À medida que as crianças nasciam e as mães morriam, os caídos recolhiam os caídos de sangue puro e levavam-nos para o seu mundo, deixando para trás os híbridos. Como não precisavam das crianças do sexo masculino que nasciam, treinavam-nas para lutar contra os seus irmãos mestiços.
Mesmo antes desses rapazes chegarem à puberdade, os líderes dos caídos enviaram-nos de volta para cá e fecharam o buraco de minhoca entre as duas dimensões, encalhando todas as crianças aqui, à exceção das fêmeas caídas, por quem tinham sacrificado tantas vidas.
A história não acabava ali. Esses jovens guerreiros tinham sido treinados para fazerem a mesma coisa que os seus pais tinham feito rasgar aberturas para a dimensão vizinha, desde que não fosse aquela que levava ao seu mundo de origem. Esse novo mundo existia tão próximo de nós que ficava apenas a um piscar de olhos de distância. Seria de presumir que fora daí que surgira a teoria sobre o Inferno. Tão perto que alguns humanos com sentidos mais apurados podiam por vezes vê-lo e senti-lo.
Ao procurarem os híbridos, os guerreiros descobriram que muitos dos seus rivais eram tão poderosos como os caídos de sangue puro. Houve derramamento de sangue de ambas as partes e também foi documentado que alguns dos caídos foram arrastados para a dimensão alternativa com os híbridos.
As grandes mentes por trás desses assassinatos que tinham enviado para cá os seus filhos sabiam que era uma sentença de morte. Tinham planeado que os seus descendentes se matassem entre si e limpassem a desordem que eles tinham deixado para trás.
Apenas uma mão cheia desses rapazes ainda deambulavam pela terra e a maioria era mais nova que a primeira remessa, tendo chegado depois do rescaldo da guerra e dos híbridos se terem dispersado. Na opinião de Ren, era aqui que as coisas se complicavam. Nem todos os híbridos eram propriamente demoníacos. Se não fossem detetados, poderiam misturar-se com os humanos e os animais, uma vez mais reproduzindo-se durante mais de um milénio.
O grande segredo que Storm tentava proteger era o facto de a maioria das criaturas, metamórficos e lobisomens, ou humanos com a mais pequena capacidade anormal, serem muito provavelmente descendentes de um desses híbridos, incluindo os poderes de súcubo que ele próprio usava para os encontrar e enfrentar. Ren ainda se sentia incomodado com a ideia de ele próprio ser parcialmente híbrido.
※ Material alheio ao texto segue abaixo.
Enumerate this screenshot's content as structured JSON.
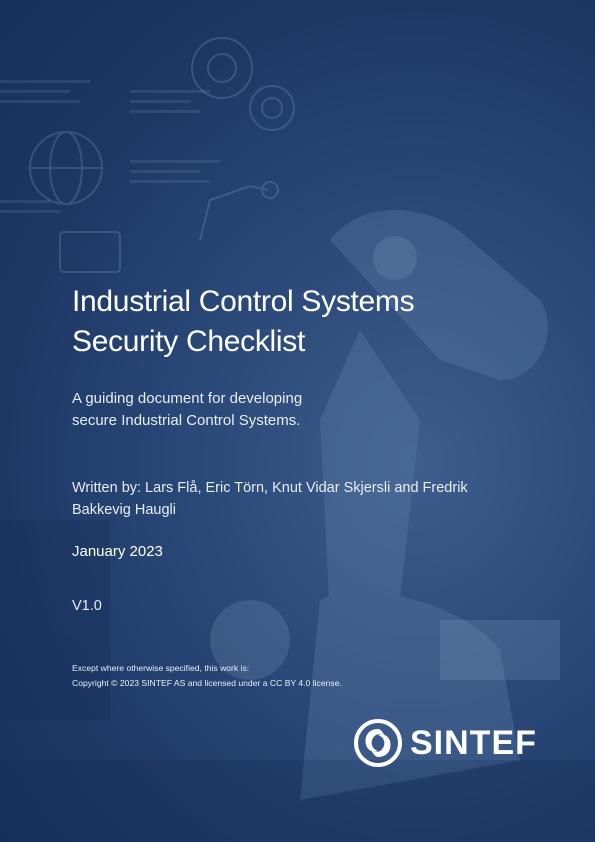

Em sua defesa, Ren tinha quase a certeza de que os demónios que matara no passado não tinham qualidades de redenção, ou então poderia sempre alegar autodefesa, porque eles tinham certamente tentado matá-lo.
Para tornar tudo ainda pior, Storm ainda tinha largado a bomba de que alguns híbridos originais não eram maléficos, embora transmitissem a mesma aura que um demónio de alto nível. E se isso não lhes desse dores de cabeça suficientes, ainda se juntava o facto de um vampiro nem ser de todo um híbrido, mas algo totalmente diferente que tinha invadido a terra.
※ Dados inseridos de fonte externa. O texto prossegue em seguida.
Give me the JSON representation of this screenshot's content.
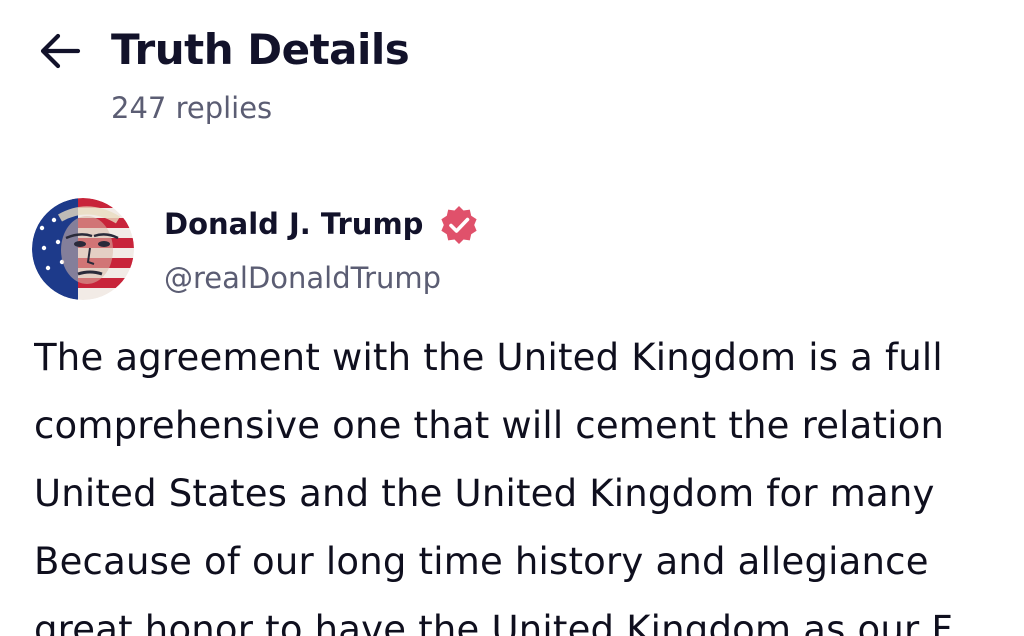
{
  "header": {
    "title": "Truth Details",
    "reply_count": "247 replies",
    "back_icon": "arrow-left-icon"
  },
  "post": {
    "author": {
      "display_name": "Donald J. Trump",
      "handle": "@realDonaldTrump",
      "verified": true,
      "verified_icon": "verified-check-icon",
      "verified_color": "#e0516b"
    },
    "body_lines": [
      "The agreement with the United Kingdom is a full",
      "comprehensive one that will cement the relation",
      "United States and the United Kingdom for many",
      "Because of our long time history and allegiance",
      "great honor to have the United Kingdom as our F"
    ]
  }
}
Ren esfregou a têmpora esquerda enquanto olhava para o mapa de grelha. Todas as zonas que encontrara onde sentira um aumento de poder estavam iluminadas com uma luz negra e, tendo em conta que Misery nunca ficava no mesmo lugar, constituíam a maior parte da cidade. Porém, considerando que ela tinha um fetiche por vampiros sem alma, ele só a podia deixar reclamar zonas próximas do ninho dos vampiros.
Isso deixava muitos poderes por enumerar e algures pelo meio deles estava a razão para a profecia sangrenta de Storm. Por falar em Storm, já não o via desde que tinha levado os seus poderes divinatórios de volta para a ilha e até agora ainda não tinha aparecido ninguém que pertencesse à equipa PIT.
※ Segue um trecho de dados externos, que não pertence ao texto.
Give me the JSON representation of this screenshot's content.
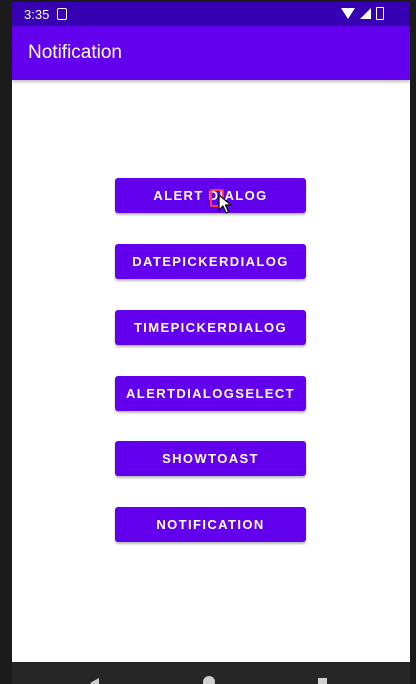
{
  "status_bar": {
    "time": "3:35"
  },
  "app_bar": {
    "title": "Notification"
  },
  "buttons": [
    {
      "label": "ALERT DIALOG"
    },
    {
      "label": "DATEPICKERDIALOG"
    },
    {
      "label": "TIMEPICKERDIALOG"
    },
    {
      "label": "ALERTDIALOGSELECT"
    },
    {
      "label": "SHOWTOAST"
    },
    {
      "label": "NOTIFICATION"
    }
  ],
  "colors": {
    "primary": "#6200ee",
    "primary_dark": "#3700b3",
    "on_primary": "#ffffff",
    "background": "#ffffff"
  }
}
Ren esboçou um sorriso afetado, sabendo exatamente como atrair a atenção de Storm. Estava tão sintonizado com o sistema informático de alta tecnologia que já não tinha de fazer mais nada a não ser estar na mesma divisão em que ele estava. Observou o ecrã do computador a piscar enquanto se ligava ao sistema principal da PIT, depois introduziu o mapa de grelha por entre as densas firewalls que apenas ele e Storm conseguiam contornar.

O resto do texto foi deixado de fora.